The German family that owns majority shares in companies like Krispy Kreme Doughnuts and Panera Bread is donating $11 million to an as-yet determined charity after discovering that its ancestors were reportedly connected to Nazis, and endorsed and utilized some of Adolf Hitler's practices.

What are the details?

A Sunday report from the Associated Press reveals that ancestors of the Reimanns — one of Germany's richest families — had deep ties to Nazi Germany, supporting Hitler and utilizing forced labor in their businesses.

The report was initially published by Bild newspaper, according to the AP.

The Reimanns own a majority interest in companies like Krispy Kreme Doughnuts, Clearasil, Calgon, Panera Bread, Keurig Green Mountain, and more, and operate under JAB Holding Company out of Berlin, Germany.

The report noted that Albert Reimann Sr. and his son, Albert Reimann Jr., "used Russian civilians and French POWs as forced laborers." The Reimanns also donated to the SS before Nazis rose to power, according to the investigation.

Reimann Sr. died in 1954. Reimann Jr. died three decades later, in 1984.

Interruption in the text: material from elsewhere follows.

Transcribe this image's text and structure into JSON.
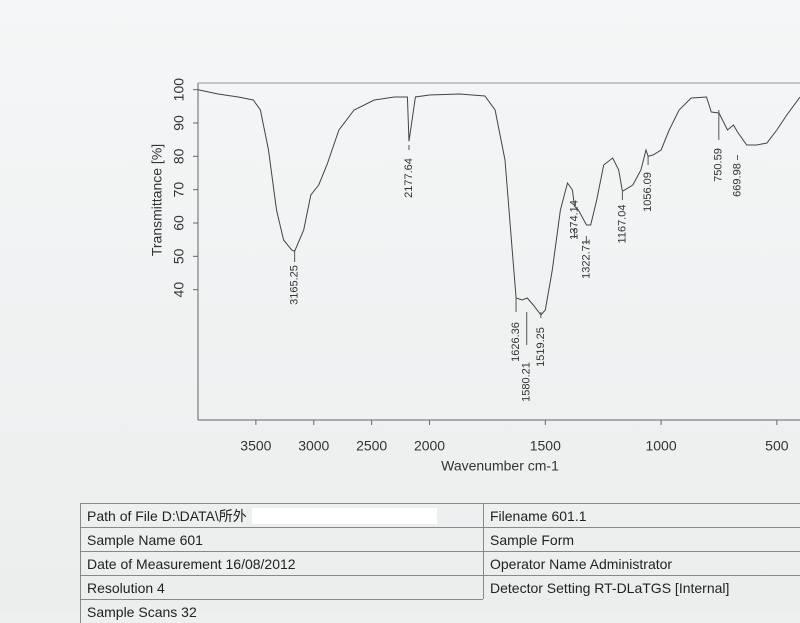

Peter Harf, a spokesperson for the family as well as one of the managing partners of the company, said that the news in the report was true, and that the family had been examining its history even before the report came to light.

In 2014, the family commissioned a historian to investigate the family's history of suspected Nazism.

"It is all correct," he said. "Reimann senior and Reimann junior were guilty. ... They belonged in jail."

After an investigation, the younger members of the family discovered the news.

"We were all ashamed and turned as white as the wall," Harf said. "There is nothing to gloss over. These crimes are disgusting."

The German government apportioned 10 billion marks in 2000 (approximately 5.1 billion euro; approximately 5.8 billion USD) to fund investigations into companies like AEG, Deutsche Bank, Daimler-Benz, and more, to determine whether the companies were historically involved with Nazis.

Harf said that the family planned to donate 10 million euros (11.3 million USD) once the complete report is released.

"The whole truth must be put on the table," Harf insisted.